A chaque couteau lancé, je luttais pour cacher cette douleur persistante qui me brûlait, juste avant que la vitesse du plateau s’accélère. C’était là que je vis un changement dans le visage de Phylllis. Jusqu’à présent, elle était concentrée, avec son petit sourire en coin, comme à son habitude. Une manière de donner un petit « plus » au numéro. Un petit truc qu’on avait entre nous pour donner du piment. Mais là, ce petit sourire avait disparu, et j’apercevais une larme couler sur sa joue. Elle me regardait, pendant que le plateau avait encore accéléré. Plus que ce qu’on avait prévu. C’était anormal. Je voyais son visage encore plus rempli de larmes. Et avant que la lame du couteau soit parvenue jusqu’à moi, j’avais compris qu’elle savait. Elle savait pour ma maladie. Elle savait que  je souffrais en solitaire depuis toutes ces semaines.  Et que je n’avais pas voulu lui faire partager ma douleur. D’un coup, je comprenais les attitudes des autres en me croisant. Je comprenais son insistance à changer le numéro. Je comprenais qu’elle voulait abréger cette souffrance en moi, en orchestrant ce stratagème qui passerait pour un accident aux yeux du public et de l’enquête policière qui s’en suivrait.

 

Quand la lame s’enfonça dans mon cœur, j’eus tout juste le temps de voir Phyllis s’effondrer à genoux sur le sol, les mains masquant son visage rempli de larmes.

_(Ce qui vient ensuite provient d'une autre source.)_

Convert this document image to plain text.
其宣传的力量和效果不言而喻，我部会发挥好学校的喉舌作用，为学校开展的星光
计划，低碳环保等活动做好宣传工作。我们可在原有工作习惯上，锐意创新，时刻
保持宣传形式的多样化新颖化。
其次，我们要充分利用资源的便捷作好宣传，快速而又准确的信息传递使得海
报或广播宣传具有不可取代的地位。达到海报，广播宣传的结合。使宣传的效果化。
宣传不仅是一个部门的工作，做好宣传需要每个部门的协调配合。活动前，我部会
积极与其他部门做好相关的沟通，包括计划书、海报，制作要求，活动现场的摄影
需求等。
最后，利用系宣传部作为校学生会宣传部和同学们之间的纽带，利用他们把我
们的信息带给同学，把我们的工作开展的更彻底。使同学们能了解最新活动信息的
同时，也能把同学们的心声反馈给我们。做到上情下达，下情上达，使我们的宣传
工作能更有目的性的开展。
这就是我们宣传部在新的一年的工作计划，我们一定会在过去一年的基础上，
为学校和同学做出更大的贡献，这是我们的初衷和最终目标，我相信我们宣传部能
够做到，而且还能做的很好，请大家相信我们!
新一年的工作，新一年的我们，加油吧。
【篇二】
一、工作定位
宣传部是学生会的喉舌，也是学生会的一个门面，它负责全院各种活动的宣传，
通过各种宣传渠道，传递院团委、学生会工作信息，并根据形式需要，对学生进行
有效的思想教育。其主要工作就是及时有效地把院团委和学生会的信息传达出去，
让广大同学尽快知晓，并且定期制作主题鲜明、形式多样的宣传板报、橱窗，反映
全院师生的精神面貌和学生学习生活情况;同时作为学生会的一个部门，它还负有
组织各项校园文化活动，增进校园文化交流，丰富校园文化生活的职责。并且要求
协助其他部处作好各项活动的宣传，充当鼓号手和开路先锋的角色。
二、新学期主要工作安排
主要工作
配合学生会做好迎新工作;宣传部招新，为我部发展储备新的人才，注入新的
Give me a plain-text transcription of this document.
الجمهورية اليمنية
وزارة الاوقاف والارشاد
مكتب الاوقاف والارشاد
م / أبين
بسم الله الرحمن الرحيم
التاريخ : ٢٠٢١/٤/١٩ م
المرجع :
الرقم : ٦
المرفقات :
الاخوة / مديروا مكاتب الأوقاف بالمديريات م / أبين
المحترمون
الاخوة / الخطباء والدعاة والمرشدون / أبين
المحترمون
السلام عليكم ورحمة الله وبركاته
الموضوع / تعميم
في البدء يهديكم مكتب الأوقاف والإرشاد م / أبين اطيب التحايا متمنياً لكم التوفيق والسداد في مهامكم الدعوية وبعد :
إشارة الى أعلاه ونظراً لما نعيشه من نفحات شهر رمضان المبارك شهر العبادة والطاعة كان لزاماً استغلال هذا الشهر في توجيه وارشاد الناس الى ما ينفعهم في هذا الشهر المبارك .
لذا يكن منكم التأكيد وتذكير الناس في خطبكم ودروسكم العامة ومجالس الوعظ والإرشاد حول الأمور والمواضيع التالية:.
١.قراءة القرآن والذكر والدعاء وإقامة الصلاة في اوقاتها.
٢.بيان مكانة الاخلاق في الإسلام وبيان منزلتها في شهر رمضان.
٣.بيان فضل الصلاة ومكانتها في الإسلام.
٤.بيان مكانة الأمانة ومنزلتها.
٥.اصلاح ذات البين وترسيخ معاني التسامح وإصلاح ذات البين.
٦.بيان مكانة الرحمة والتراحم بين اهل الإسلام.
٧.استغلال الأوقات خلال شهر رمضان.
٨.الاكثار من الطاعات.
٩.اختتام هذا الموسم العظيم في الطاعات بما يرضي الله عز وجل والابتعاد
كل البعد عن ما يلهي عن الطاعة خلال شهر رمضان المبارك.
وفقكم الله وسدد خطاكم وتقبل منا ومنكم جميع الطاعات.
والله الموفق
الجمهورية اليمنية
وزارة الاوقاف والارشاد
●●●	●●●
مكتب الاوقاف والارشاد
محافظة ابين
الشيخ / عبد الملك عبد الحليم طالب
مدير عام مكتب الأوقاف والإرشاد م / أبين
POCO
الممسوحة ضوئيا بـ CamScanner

Pendant que je sentais la vie s’enfuir de moi, je voyais Sigmund, ce brave Monsieur Loyal, Tania et Raffaello se tenir à ses côtés. Elle avait tout organisé. Elle ne voulait pas que je souffre davantage, alors elle avait décidé de cette alternative pour que je parte en paix. Malgré toute la douleur que cela allait lui procurer. Et les autres avaient approuvés ce dernier geste d’amour envers moi. Je les voyais me montrer leurs mains en forme d’adieu. Alors je leur souriais, pendant qu’une dernière larme coulait le long de ma joue, et je murmurais ma dernière parole, comme pour les rassurer : « Merci ».